Azure Green Product Scraping

URL Structure

Azure Green uses two URL patterns:

  • /departments/{id}/ - Category navigation (nested hierarchy)
  • /products/{id}/ - Actual product listings

Important: Use /products/ URLs for scraping actual items.

Working Product IDs

Candles

IDDescriptionCount
111Ritual candles~20
112Household candles~20
113Pillar candles~17
114Figure candles (cat, knob, etc)~20
143Chime candles~20
262Votive candles~20
268Crystal Journey pillars~20

Incense

IDDescriptionCount
35Burners & holders~20
36Cone incense~19
37Powder incense~20
549Palo Santo & smudge~20
609Brass burners~20
379Charcoal discs~14
608Wood burners~27
1052Backflow burners~33
1074Waterfall incense~34

Crystals & Stones

IDDescriptionCount
193Raw/bulk stones~42
394Tumbled stones~40

Other Categories

IDDescriptionCount
2Tarot decks~20
250Best sellers~20

Scraper Usage

# Scrape a specific category
npx tsx scripts/scrape-dept.ts \
  "https://www.azuregreen.net/Candles/products/111/" \
  --output ./data/candles.json \
  --check-images
 
# Options:
#   --output <file>   Output JSON file
#   --limit <n>       Max products to scrape
#   --check-images    Verify image URLs exist

Image URL Pattern

Standard pattern: https://www.azuregreen.net/images/{SKU}.jpg

Some products have missing images. Current workarounds:

  1. Check alternate patterns (lowercase, underscores)
  2. Use category placeholder images
  3. Source manually

Import Pipeline

# 1. Scrape products
npx tsx scripts/scrape-dept.ts <url> --output ./data/<category>.json
 
# 2. Combine all scraped data
node -e "..." # (see all-scraped.json generation script)
 
# 3. Import to database
npx tsx scripts/import-azure-green.ts --input ./data/all-scraped.json
 
# 4. Auto-tag with correspondences
npx tsx scripts/auto-tag-products.ts

Current Stats (2026-01-31)

  • Total unique products scraped: 444
  • With images: 444 (100%)
  • Categories covered: Candles, Incense, Tarot, Crystals, Amulets, Athames, Scrying, Voodoo, Salts, Statues

Known Issues

  1. Misclassification - Some products tagged wrong (e.g., β€œGoddess athame” β†’ Statue)

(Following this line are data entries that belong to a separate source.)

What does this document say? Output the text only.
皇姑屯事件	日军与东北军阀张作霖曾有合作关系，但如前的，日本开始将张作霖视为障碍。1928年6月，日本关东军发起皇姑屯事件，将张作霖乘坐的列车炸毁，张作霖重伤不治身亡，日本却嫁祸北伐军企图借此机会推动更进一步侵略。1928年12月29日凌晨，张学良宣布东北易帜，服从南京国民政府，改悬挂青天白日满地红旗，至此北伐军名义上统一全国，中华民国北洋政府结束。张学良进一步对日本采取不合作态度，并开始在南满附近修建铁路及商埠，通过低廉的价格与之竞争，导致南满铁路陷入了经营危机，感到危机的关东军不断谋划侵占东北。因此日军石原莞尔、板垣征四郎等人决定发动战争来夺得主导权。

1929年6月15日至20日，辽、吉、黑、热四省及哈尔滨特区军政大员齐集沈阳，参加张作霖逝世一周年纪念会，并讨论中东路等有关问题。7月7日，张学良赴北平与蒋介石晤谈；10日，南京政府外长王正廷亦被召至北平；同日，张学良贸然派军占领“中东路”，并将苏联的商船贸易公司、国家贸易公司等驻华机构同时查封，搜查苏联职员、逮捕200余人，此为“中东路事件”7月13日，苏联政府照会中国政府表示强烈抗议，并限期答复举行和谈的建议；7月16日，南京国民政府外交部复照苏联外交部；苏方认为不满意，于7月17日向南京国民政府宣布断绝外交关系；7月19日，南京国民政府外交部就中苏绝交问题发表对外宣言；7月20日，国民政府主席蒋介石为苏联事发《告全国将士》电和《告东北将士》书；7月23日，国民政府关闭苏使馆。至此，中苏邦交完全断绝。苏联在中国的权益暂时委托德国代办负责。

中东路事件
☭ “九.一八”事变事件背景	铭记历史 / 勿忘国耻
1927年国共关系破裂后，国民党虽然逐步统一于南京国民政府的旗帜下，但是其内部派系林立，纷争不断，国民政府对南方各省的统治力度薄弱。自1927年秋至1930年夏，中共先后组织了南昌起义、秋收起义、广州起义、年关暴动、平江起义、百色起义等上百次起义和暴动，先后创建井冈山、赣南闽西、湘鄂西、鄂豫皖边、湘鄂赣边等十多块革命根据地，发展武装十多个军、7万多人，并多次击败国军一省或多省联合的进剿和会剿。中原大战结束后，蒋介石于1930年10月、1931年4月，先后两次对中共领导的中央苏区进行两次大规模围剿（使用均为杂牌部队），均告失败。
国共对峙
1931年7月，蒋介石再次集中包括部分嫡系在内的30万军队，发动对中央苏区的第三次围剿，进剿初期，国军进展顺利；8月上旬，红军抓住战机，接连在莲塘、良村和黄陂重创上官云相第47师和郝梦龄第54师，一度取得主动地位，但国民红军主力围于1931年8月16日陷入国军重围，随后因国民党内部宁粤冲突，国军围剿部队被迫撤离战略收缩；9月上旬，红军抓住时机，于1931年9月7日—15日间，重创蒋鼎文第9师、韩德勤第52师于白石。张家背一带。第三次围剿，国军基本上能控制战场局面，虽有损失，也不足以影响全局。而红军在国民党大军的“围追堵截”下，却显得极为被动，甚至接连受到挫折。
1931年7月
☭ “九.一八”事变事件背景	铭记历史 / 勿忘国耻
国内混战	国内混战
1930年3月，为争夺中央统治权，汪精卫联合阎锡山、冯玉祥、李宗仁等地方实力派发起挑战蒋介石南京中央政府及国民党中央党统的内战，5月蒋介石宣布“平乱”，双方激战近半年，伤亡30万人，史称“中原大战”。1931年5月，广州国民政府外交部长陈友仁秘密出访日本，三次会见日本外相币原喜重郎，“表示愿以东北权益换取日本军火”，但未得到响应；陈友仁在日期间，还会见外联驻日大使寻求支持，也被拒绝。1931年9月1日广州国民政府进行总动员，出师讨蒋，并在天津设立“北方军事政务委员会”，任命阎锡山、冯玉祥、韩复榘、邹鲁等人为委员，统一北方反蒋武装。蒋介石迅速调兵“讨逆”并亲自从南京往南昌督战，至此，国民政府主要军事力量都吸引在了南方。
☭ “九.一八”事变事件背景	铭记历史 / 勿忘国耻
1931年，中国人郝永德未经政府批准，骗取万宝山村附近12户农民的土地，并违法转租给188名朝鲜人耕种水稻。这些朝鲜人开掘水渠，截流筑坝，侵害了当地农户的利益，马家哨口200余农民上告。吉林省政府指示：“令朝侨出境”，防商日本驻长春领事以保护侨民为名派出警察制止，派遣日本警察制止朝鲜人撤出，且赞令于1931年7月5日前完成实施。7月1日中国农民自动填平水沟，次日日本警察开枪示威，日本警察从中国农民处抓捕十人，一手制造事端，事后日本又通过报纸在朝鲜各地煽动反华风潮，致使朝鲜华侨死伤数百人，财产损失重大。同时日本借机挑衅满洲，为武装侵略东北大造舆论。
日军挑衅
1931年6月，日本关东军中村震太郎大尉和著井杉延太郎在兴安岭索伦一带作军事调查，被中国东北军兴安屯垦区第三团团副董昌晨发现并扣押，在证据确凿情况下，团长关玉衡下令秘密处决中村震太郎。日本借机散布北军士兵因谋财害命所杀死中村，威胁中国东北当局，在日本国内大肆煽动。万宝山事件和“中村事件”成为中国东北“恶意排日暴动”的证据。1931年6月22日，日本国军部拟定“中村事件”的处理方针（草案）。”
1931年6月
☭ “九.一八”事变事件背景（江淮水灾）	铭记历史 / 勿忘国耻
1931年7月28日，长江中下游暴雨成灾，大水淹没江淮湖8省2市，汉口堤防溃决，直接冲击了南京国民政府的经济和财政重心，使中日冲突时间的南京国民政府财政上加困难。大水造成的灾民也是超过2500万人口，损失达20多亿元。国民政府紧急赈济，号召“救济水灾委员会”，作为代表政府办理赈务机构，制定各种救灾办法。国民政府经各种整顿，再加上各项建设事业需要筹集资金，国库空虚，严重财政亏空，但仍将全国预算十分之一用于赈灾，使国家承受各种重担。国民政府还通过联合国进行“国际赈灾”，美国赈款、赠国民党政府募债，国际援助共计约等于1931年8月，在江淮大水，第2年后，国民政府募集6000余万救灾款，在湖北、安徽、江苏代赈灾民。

    • Fix: Review auto-tagging logic or manual corrections
  2. Salt/Tool overlap - Some salts tagged as tools

    • 13 products in Tools category have missing images (not on AzureGreen CDN)
  3. Pagination - Scraper handles basic pagination but may miss some pages

    • Workaround: Manually verify counts against site